A especialista ainda destaca questões burocráticas de enfrentamento das mulheres e que mudanças deverão ser realizadas para o funcionamento da medida. “Historicamente o INSS já enfrenta filas gigantes em perícia e concessão de benefícios; sem reforço operacional haverá transição com problemas práticos (atrasos e decisões judiciais suplementares). Portanto, a implementação exigirá mudanças administrativas e eventualmente normativas rápidas para evitar que a vítima fique sem renda por falhas burocráticas”,explica.
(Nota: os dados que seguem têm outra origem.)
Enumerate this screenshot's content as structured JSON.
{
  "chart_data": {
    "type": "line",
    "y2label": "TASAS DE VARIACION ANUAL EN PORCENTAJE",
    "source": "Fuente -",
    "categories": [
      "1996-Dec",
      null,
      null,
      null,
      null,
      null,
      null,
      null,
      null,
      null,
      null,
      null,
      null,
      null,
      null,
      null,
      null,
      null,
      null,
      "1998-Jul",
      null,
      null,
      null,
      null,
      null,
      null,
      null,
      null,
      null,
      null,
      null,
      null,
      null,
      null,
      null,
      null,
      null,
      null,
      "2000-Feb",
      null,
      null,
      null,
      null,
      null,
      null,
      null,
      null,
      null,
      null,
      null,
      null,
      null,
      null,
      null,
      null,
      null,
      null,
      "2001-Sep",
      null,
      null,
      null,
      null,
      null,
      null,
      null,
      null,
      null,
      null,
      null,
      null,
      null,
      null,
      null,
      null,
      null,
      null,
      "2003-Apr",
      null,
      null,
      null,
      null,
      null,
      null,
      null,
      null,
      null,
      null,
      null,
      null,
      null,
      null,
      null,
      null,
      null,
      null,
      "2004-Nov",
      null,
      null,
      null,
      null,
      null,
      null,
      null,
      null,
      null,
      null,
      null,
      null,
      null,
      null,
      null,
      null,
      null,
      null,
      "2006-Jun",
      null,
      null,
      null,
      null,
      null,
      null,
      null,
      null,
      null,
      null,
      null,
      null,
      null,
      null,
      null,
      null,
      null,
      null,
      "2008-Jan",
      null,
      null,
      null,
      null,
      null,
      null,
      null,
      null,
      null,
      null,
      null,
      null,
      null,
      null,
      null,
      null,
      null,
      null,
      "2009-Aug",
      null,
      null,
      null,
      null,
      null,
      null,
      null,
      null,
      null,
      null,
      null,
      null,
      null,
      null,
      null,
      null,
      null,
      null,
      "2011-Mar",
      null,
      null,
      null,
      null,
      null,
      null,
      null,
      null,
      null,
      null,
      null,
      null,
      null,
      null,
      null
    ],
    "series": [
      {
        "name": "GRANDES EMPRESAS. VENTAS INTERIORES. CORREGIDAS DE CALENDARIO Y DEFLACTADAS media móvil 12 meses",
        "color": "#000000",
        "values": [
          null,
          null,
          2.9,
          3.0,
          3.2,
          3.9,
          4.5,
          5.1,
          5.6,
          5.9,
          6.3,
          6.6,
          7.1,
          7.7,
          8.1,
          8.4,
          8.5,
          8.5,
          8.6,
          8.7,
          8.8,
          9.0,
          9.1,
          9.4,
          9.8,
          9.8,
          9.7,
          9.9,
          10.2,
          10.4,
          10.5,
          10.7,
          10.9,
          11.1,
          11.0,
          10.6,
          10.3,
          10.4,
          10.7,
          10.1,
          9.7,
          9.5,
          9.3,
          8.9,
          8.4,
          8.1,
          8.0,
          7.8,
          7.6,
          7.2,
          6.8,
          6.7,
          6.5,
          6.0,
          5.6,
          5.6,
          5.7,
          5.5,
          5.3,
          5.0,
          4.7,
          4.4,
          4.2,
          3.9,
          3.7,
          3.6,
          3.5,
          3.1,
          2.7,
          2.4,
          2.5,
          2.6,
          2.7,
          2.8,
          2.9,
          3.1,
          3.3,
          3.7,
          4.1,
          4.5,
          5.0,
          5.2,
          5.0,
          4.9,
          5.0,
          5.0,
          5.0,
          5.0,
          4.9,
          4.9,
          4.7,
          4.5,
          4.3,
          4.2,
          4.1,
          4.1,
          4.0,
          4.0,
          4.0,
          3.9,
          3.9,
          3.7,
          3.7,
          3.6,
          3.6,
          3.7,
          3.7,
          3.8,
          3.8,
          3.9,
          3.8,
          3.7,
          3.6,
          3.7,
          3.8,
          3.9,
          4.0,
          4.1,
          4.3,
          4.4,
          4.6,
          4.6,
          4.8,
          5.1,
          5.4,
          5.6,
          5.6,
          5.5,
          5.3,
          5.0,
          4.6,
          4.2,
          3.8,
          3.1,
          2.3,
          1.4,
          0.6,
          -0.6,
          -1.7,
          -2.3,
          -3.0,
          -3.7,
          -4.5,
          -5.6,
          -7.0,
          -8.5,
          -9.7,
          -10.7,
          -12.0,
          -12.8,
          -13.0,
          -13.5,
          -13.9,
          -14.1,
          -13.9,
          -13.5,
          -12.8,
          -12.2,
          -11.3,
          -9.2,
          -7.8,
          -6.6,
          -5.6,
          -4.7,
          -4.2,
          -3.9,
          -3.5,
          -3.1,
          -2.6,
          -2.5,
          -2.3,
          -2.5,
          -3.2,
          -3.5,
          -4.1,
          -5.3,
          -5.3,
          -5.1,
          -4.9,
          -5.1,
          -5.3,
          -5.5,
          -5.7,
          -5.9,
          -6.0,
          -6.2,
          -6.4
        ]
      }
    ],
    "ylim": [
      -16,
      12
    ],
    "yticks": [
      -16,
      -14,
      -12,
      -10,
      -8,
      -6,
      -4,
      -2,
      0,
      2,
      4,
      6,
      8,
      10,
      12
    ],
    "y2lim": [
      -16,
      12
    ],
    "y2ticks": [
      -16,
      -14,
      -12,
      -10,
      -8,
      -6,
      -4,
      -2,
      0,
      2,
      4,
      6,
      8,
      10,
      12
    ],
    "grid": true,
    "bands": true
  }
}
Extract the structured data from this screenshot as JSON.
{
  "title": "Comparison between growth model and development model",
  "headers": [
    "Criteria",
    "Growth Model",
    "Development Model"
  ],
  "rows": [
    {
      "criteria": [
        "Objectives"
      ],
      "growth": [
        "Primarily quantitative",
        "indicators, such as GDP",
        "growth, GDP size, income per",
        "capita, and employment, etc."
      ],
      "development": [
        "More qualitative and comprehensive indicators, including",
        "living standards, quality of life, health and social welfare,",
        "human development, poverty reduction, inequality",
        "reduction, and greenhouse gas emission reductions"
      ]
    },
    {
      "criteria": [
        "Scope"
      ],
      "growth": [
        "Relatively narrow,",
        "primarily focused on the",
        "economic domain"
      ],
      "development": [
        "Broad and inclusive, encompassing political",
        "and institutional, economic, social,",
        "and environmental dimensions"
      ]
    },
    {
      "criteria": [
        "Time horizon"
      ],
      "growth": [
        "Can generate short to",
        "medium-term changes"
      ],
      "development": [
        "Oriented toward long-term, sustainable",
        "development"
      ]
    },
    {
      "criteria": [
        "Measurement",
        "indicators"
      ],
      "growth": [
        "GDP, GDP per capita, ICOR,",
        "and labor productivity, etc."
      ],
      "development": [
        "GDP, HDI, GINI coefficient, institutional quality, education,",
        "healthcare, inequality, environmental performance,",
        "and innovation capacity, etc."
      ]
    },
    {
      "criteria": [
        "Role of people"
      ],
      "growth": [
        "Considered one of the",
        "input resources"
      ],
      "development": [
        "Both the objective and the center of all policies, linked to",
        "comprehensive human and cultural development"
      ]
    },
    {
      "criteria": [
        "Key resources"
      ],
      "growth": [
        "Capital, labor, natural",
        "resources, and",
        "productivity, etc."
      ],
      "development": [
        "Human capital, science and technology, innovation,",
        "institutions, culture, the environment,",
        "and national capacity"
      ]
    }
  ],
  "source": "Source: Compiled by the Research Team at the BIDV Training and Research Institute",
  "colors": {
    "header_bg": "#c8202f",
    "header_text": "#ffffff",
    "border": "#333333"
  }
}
Dados recentes da Pesquisa Nacional de Violência contra a Mulher revelam a gravidade do cenário no País. Somente em 2025, cerca de 3,7 milhões de brasileiras sofreram violência doméstica ou familiar. Em mais de 70% dos casos, as agressões foram testemunhadas por terceiros, muitas vezes pelos próprios filhos das vítimas. Quase 60% das mulheres relataram episódios recorrentes em um intervalo inferior a seis meses.
Nesse contexto, especialistas apontam que a dependência financeira ainda é um dos principais fatores que mantêm mulheres em relacionamentos abusivos. “Quando o agressor controla a renda ou impede que a mulher trabalhe, ele reforça o domínio e dificulta a denúncia”, explica Isadora Costa.
Ao garantir renda durante o afastamento do trabalho, o STF amplia a rede de proteção às mulheres e consolida o entendimento de que combater a violência doméstica exige ações integradas nas esferas criminal, social e econômica. A decisão representa um marco na busca por dignidade, autonomia e justiça para milhares de mulheres brasileiras.
A decisão do STF também representa um avanço institucional ao reconhecer que o enfrentamento à violência doméstica exige respostas integradas do Estado.
Especialistas avaliam que a medida tende a aumentar a efetividade das medidas protetivas, uma vez que reduz o medo da perda de sustento, fator que historicamente impede muitas vítimas de denunciar seus agressores.
Além disso, a definição clara das responsabilidades entre empregadores, INSS e Poder Judiciário traz maior segurança jurídica e uniformidade na aplicação da Lei Maria da Penha em todo o Brasil.
Com a fixação de tese de repercussão geral, tribunais estaduais e federais deverão seguir o entendimento do STF, evitando decisões divergentes e garantindo tratamento igualitário às vítimas.